Due persone sono rimaste leggermente ferite ieri sera in Ucraina, a causa di esplosioni a catena in un deposito militare contenente circa 35 mila tonnellate di munizioni, situato nella regione sudorientale di Zaporijia. Secondo un comunicato del ministero della Difesa, le esplosioni sono state provocate dal calore, ma il vice primo ministro ucraino, Andri Kliouev, ha osservato che è troppo presto per parlare delle cause dell'episodio.

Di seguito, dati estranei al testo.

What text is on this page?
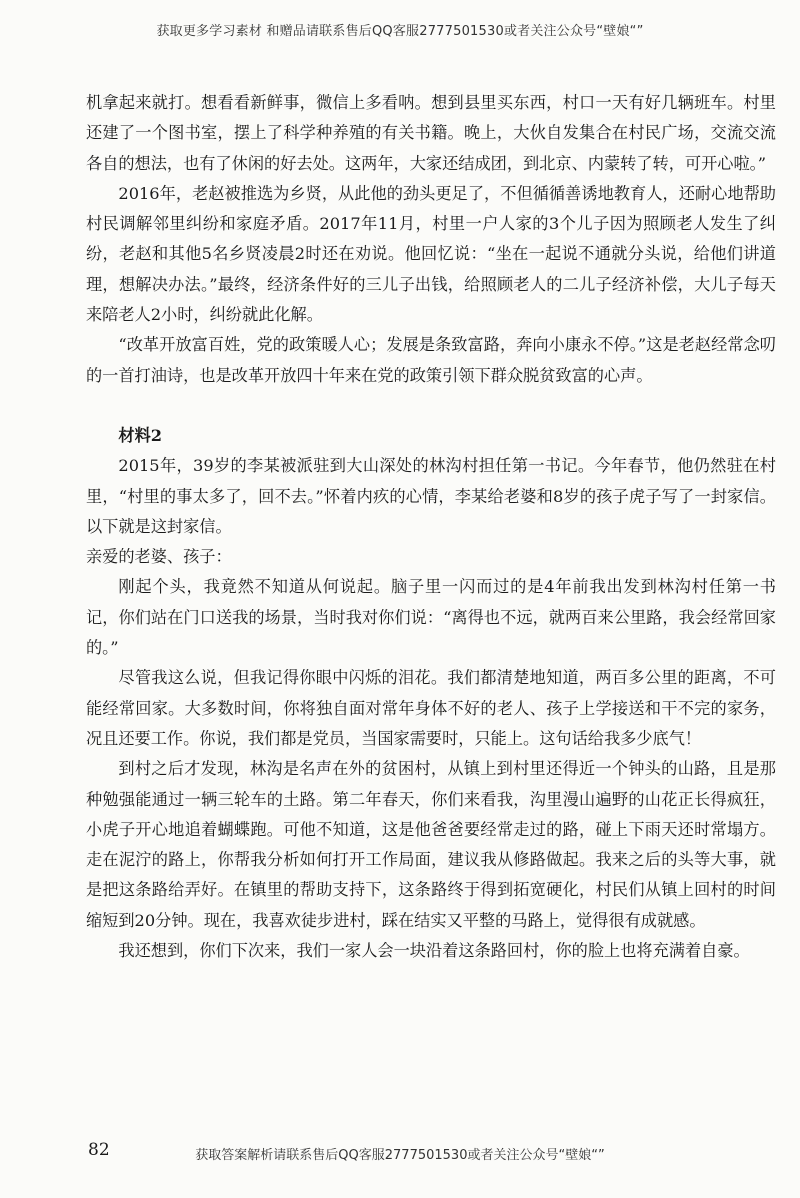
获取更多学习素材 和赠品请联系售后QQ客服2777501530或者关注公众号“壁娘“”

机拿起来就打。想看看新鲜事，微信上多看呐。想到县里买东西，村口一天有好几辆班车。村里还建了一个图书室，摆上了科学种养殖的有关书籍。晚上，大伙自发集合在村民广场，交流交流各自的想法，也有了休闲的好去处。这两年，大家还结成团，到北京、内蒙转了转，可开心啦。”

2016年，老赵被推选为乡贤，从此他的劲头更足了，不但循循善诱地教育人，还耐心地帮助村民调解邻里纠纷和家庭矛盾。2017年11月，村里一户人家的3个儿子因为照顾老人发生了纠纷，老赵和其他5名乡贤凌晨2时还在劝说。他回忆说：“坐在一起说不通就分头说，给他们讲道理，想解决办法。”最终，经济条件好的三儿子出钱，给照顾老人的二儿子经济补偿，大儿子每天来陪老人2小时，纠纷就此化解。

“改革开放富百姓，党的政策暖人心；发展是条致富路，奔向小康永不停。”这是老赵经常念叨的一首打油诗，也是改革开放四十年来在党的政策引领下群众脱贫致富的心声。

材料2

2015年，39岁的李某被派驻到大山深处的林沟村担任第一书记。今年春节，他仍然驻在村里，“村里的事太多了，回不去。”怀着内疚的心情，李某给老婆和8岁的孩子虎子写了一封家信。以下就是这封家信。

亲爱的老婆、孩子：

刚起个头，我竟然不知道从何说起。脑子里一闪而过的是4年前我出发到林沟村任第一书记，你们站在门口送我的场景，当时我对你们说：“离得也不远，就两百来公里路，我会经常回家的。”

尽管我这么说，但我记得你眼中闪烁的泪花。我们都清楚地知道，两百多公里的距离，不可能经常回家。大多数时间，你将独自面对常年身体不好的老人、孩子上学接送和干不完的家务，况且还要工作。你说，我们都是党员，当国家需要时，只能上。这句话给我多少底气！

到村之后才发现，林沟是名声在外的贫困村，从镇上到村里还得近一个钟头的山路，且是那种勉强能通过一辆三轮车的土路。第二年春天，你们来看我，沟里漫山遍野的山花正长得疯狂，小虎子开心地追着蝴蝶跑。可他不知道，这是他爸爸要经常走过的路，碰上下雨天还时常塌方。走在泥泞的路上，你帮我分析如何打开工作局面，建议我从修路做起。我来之后的头等大事，就是把这条路给弄好。在镇里的帮助支持下，这条路终于得到拓宽硬化，村民们从镇上回村的时间缩短到20分钟。现在，我喜欢徒步进村，踩在结实又平整的马路上，觉得很有成就感。

我还想到，你们下次来，我们一家人会一块沿着这条路回村，你的脸上也将充满着自豪。

82	获取答案解析请联系售后QQ客服2777501530或者关注公众号“壁娘“”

Lo stesso deposito era già stato teatro di un incidente simile nel maggio 2004, quando esplosioni in catena di munizioni erano durate circa una settimana, uccidendo cinque persone e costringendo all’evacuazione 7 mila abitanti dei villaggi vicini.

 

In Inguscezia, un gruppo di guerriglieri ha assassinato un giudice istruttorio della polizia e un agente in pensione mentre erano insieme in una casa nel villaggio di Aljasty. Dopo aver appiccato il fuoco all’edificio, i ribelli sono fuggiti verso una foresta alla frontiera con la Cecenia. La polizia sta perlustrando la zona. In un’altra località della repubblica nordcaucasica russa, Ali-Yurt, nella notte è morto un presunto guerrigliero per l’esplosione accidentale di una bomba che trasportava nella sua macchina. L’ordigno aveva una potenza equivalente a cinque chili di tritolo.

 

Nuove truppe etiopi hanno valicato oggi il confine con la Somalia, raggiungendo gli altri soldati inviati da Addis Abeba a Baidoa, sede delle istituzioni di transizione somale. Lo riferiscono fonti militari. Questa azione potrebbe ulteriormente alimentare le tensioni con le Corti Islamiche, che da giugno controllano Mogadiscio e gran parte del sud del Paese.

 

Nella Repubblica Democratica del Congo, il capo di Stato uscente, Joseph Kabila, è sempre in testa nella corsa alle presidenziali, ma non ha ancora raggiunto il termine minimo del 50 per cento dei suffragi. Il nuovo dato, diffuso oggi dalla Commissione elettorale indipendente (CEI), si riferisce all’85 per cento delle schede. Kabila, con il 48 per cento dei voti, è davanti al vice presidente, Jean Pierre Bemba che ha ottenuto finora il 17 per cento. Secondo molti analisti, sarà inevitabile una seconda tornata elettorale.

 

L'Alto Rappresentante europeo per la Politica Estera, Javier Solana, ha annunciato ieri di avere incaricato il rappresentante speciale per il Sudan, Pekka Haavisto, di recarsi la prossima settimana nel Paese africano nel tentativo “di evitare una recrudescenza della violenza” nella regione occidentale del Darfur, teatro dal febbraio 2003 di un conflitto interno ancora irrisolto. Solana ha chiesto a tutte le parti coinvolte “di rispettare l’accordo per il cessate il fuoco” siglato il 5 maggio scorso ad Abuja, in Nigeria e di “consentire che il meccanismo di monitoraggio prosegua”. Solana ha sottolineato che “il governo del Sudan dovrebbe aprire i negoziati ai non firmatari dell'accordo di pace del Darfur e questi ultimi dovrebbero aderirvi”. Giovedì i rappresentanti di Stati Uniti e Gran Bretagna hanno presentato al Consiglio di sicurezza dell’Onu una nuova bozza di risoluzione in cui si chiede l’autorizzazione al dispiegamento in Darfur di una missione di pace composta da almeno 17 mila caschi blu. Il provvedimento è stato finora osteggiato dal presidente sudanese, Omar Hassan el-Beshir.